Monday, February 20, 2012

MENGAPA MEMBELI PENGALAMAN LEBIH MEMBAHAGIAKAN

Piknik pengalaman bukan harta
Kemarin, saya telah tuliskan tentang betapa membeli pengalaman lebih penting daripada membeli obyek. Yang berikut sama, hanya saja yang berbicara berbeda; ini adalah hasil penelitian dari profesor psikologi dari Universitas Colorado-Bolder, Leaf Van Boven
Secara singkat, temuan risetnya seperti ini: Seiring waktu berlalu, ingatan tentang pengalaman jadi semakin ranum. Sementara rasa atas TV Plasma atau obyek lainnya, akan terdepresiasi.
Punya mobil untuk membentuk pengalaman menyenangkan bersama keluarga? Tetap saja, yang lebih diingat adalah pengalaman bersama orang-orangnya, yang diingat adalah beragam aktivitas bersama keluarga, bukan mobilnya itu sendiri. Van Boven mengatakan bahwa ingatan tentang pengalaman itu akan tetap melekat dan bahkan menguat.
Betul bahwa mobil itu penting untuk membangun pengalaman yang baik (jika AC mobil rusak dan panas, pengalaman jadi kurang menyenangkan). Tapi ide dasarnya lantas: berarti untuk kendaraan, cukup miliki sampai batas wajar untuk menyamankan, bukan untuk memperturutkan pamer atau terlihat keren di pandangan orang-orang yang mungkin Anda tidak begitu kenal.

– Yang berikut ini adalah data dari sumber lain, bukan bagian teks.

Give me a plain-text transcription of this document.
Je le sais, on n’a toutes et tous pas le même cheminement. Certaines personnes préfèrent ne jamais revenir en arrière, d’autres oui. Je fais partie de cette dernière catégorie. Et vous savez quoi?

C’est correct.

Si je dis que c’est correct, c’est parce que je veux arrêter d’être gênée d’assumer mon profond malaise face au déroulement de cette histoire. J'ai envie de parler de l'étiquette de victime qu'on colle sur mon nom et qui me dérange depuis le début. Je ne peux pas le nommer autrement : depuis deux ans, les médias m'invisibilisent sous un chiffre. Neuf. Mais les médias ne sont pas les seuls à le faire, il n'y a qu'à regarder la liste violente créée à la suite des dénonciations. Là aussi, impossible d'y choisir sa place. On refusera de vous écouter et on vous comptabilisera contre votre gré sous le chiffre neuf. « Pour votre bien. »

Setiap kita cenderung membandingkan diri dengan orang lain, terutama di urusan harta. Di satu RW, tidak semua orang bisa punya mobil mewah atau rumah yang megah dan indah. Tapi jika melancong ke taman safari atau gunung bromo, perbedaan rumah siapa yang lebih besar atau mobil siapa yang lebih mahal jadi tidak relevan. Aspek pengalaman lebih tidak rawan terjangkiti penyakit membanding-bandingkan diri dengan (kepemilikan) orang lain.
Membandingkan diri dengan standar masyarakat memang bisa merusak. Sekarang ini, AC seolah sudah jadi kebutuhan wajib di setiap rumah. Anggapannya demikian, maksud saya. Padahal 10 tahun yang lalu, berapa banyak sih yang berani bilang bahwa memiliki AC di rumah itu wajib hukumnya.
Mereka yang termiskin dari kalangan miskin memang lebih terbahagiakan dengan material daripada pengalaman. Tapi bagi kalangan menengah, membeli pengalaman lebih bisa datangkan kebahagiaan yang awet.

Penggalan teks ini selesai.